In July, in anticipation of new stock exchange rules, Cintas created a nominating committee including chairman Richard Farmer, the company's founder and largest shareholder.

The AFL-CIO opposes Farmer's inclusion and asked investors to vote against his re-election to the board.

P&G's meeting, however, usually draws animal-rights protesters, shareholder activists and often national attention. And with the company exceeding its own earnings estimates in most quarters, shareholders should be happy.

But the companies are similar in that they've been two of the region's most reliable performers, both in earnings and stock prices.

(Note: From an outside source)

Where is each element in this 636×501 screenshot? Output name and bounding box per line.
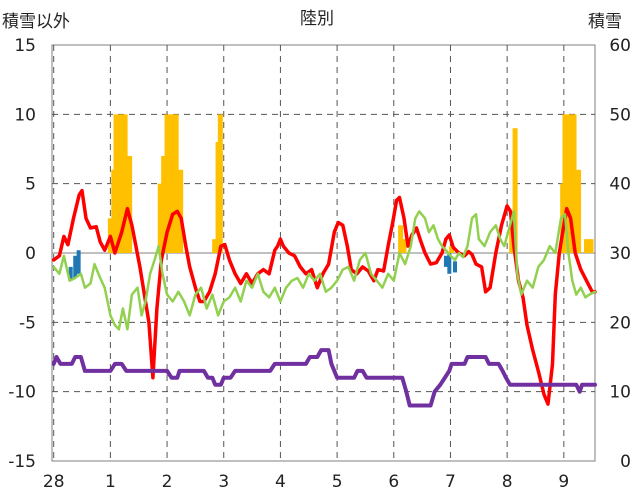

P&G went through turmoil three years ago with a new chief executive officer and $40 billion in lost market value. Cintas, struggling with slower uniform sales because of the sluggish economy, is the target of a national organizing campaign led by the New York-based UNITE. A union spokesman didn't respond to calls last week inquiring about whether it will send representatives to the Cintas meeting.

The other shareholder proposals on Cintas' proxy, all opposed by management:

• Urging the company to expense employee and director stock options.

• Requiring two-thirds of the board be composed of independent directors (now five of nine board members are outsiders).

• Requiring a report evaluating the company's code of conduct for vendors.

Analysts don't expect the P&G meeting to be controversial. There are only two shareholder proposals, one for annual election of the board of directors, and another on labeling of genetically engineered products.

George Strietmann, vice president of local money manager Bahl & Gaynor, which manages 3.2 million P&G shares, said it's still a core holding for most Bahl & Gaynor clients.

"They're picking up market share in most of the major divisions," Strietmann said. "The profit margins are expanding, and that makes the company much more valuable."